Il est rare, en 2026, de pouvoir assister à ce genre de séance au cinéma. Aujourd’hui considéré comme un court métrage, mais perçu à son époque comme une œuvre relativement longue, ce Frankenstein, première adaptation cinématographique du roman de Mary Shelley, produite par les studios Edison, a été projeté lors de la séance « Étrange Collection » du festival, consacrée à d’anciens films restaurés et accompagnés musicalement. Tout le monde connaît aujourd’hui l’histoire de cette créature, mais observer comment un cinéaste de 1910 tente pour la première fois de lui donner forme à l’écran est tout à fait exceptionnel.
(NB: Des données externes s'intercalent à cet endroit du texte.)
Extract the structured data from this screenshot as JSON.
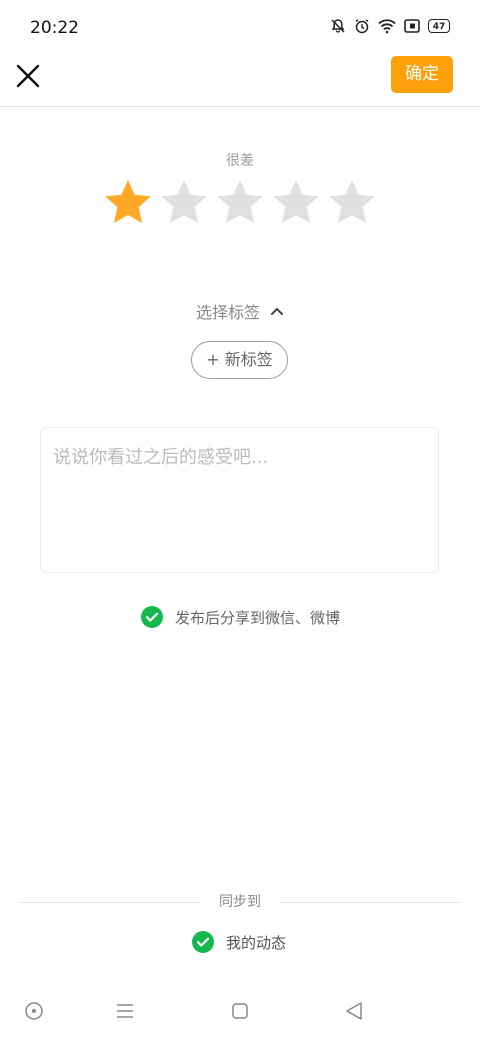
{
  "status_bar": {
    "time": "20:22",
    "battery": "47",
    "icons": [
      "bell-mute-icon",
      "alarm-icon",
      "wifi-icon",
      "sim-icon",
      "battery-icon"
    ]
  },
  "header": {
    "close_icon": "close-icon",
    "confirm_label": "确定",
    "accent_color": "#ff9f0a"
  },
  "rating": {
    "label": "很差",
    "value": 1,
    "max": 5,
    "filled_color": "#ffa726",
    "empty_color": "#e0e0e0"
  },
  "tags": {
    "toggle_label": "选择标签",
    "toggle_icon": "chevron-up-icon",
    "new_tag_label": "+ 新标签"
  },
  "comment": {
    "placeholder": "说说你看过之后的感受吧..."
  },
  "share": {
    "label": "发布后分享到微信、微博",
    "checked": true,
    "check_color": "#16b84e"
  },
  "sync": {
    "title": "同步到",
    "items": [
      {
        "label": "我的动态",
        "checked": true
      }
    ]
  },
  "nav": {
    "icons": [
      "assistant-icon",
      "menu-icon",
      "home-square-icon",
      "back-triangle-icon"
    ]
  }
}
Le film est véritablement organisé comme une succession de tableaux qui peuvent faire penser à l’art gothique, avec des décors travaillés et remplis de petits détails. Bien sûr, le jeu des acteurs reste très théâtral, avec de grands gestes et des expressions faciales parfois excessives, mais cela appartient aussi aux codes du cinéma muet de cette époque. La scène de création de la créature est particulièrement impressionnante. Les effets pratiques utilisés sont très ingénieux pour l’époque : le cinéaste choisit de filmer la combustion d’un mannequin humanoïde ressemblant à la créature que l’acteur incarnera ensuite, puis de passer la séquence à l’envers. On a ainsi l’impression de voir Frankenstein se former progressivement sous nos yeux alors qu’en réalité, lors du tournage, le mannequin était en train de se consumer. Cette simple inversion donne naissance à l’une des images les plus saisissantes du film. L’œuvre joue également avec le statisme de ses plans en intégrant des miroirs dans le décor. La mise en scène brille alors par la disposition de ces différents éléments dans le cadre. Ils permettent de faire comprendre au spectateur, aussi bien à celui de l’époque qu’à celui d’aujourd’hui, que le docteur Frankenstein et sa créature sont en quelque sorte le reflet l’un de l’autre. C’est là que le film devient particulièrement intéressant, J. Searle Dawley parvient à exprimer cette relation non pas uniquement par le récit, mais directement par sa mise en scène. Quant à la créature elle-même, élément qui marquera profondément toutes les adaptations ultérieures de Frankenstein, elle est jouée par Charles Ogle. Sa tenue peut paraître assez sommaire, en revanche, les prothèses, notamment au niveau des mains, ainsi que le maquillage du visage restent particulièrement réussis et participent pleinement à son apparence inquiétante. Enfin, la version qui nous a été présentée dure environ douze minutes. Il faut prendre en compte qu’une partie du film semble manquer dans cette copie. On ne peut donc qu’espérer que les images perdues puissent un jour être retrouvées afin de découvrir cette première adaptation de Frankenstein dans une version aussi proche que possible de celle que les spectateurs pouvaient contempler en 1910.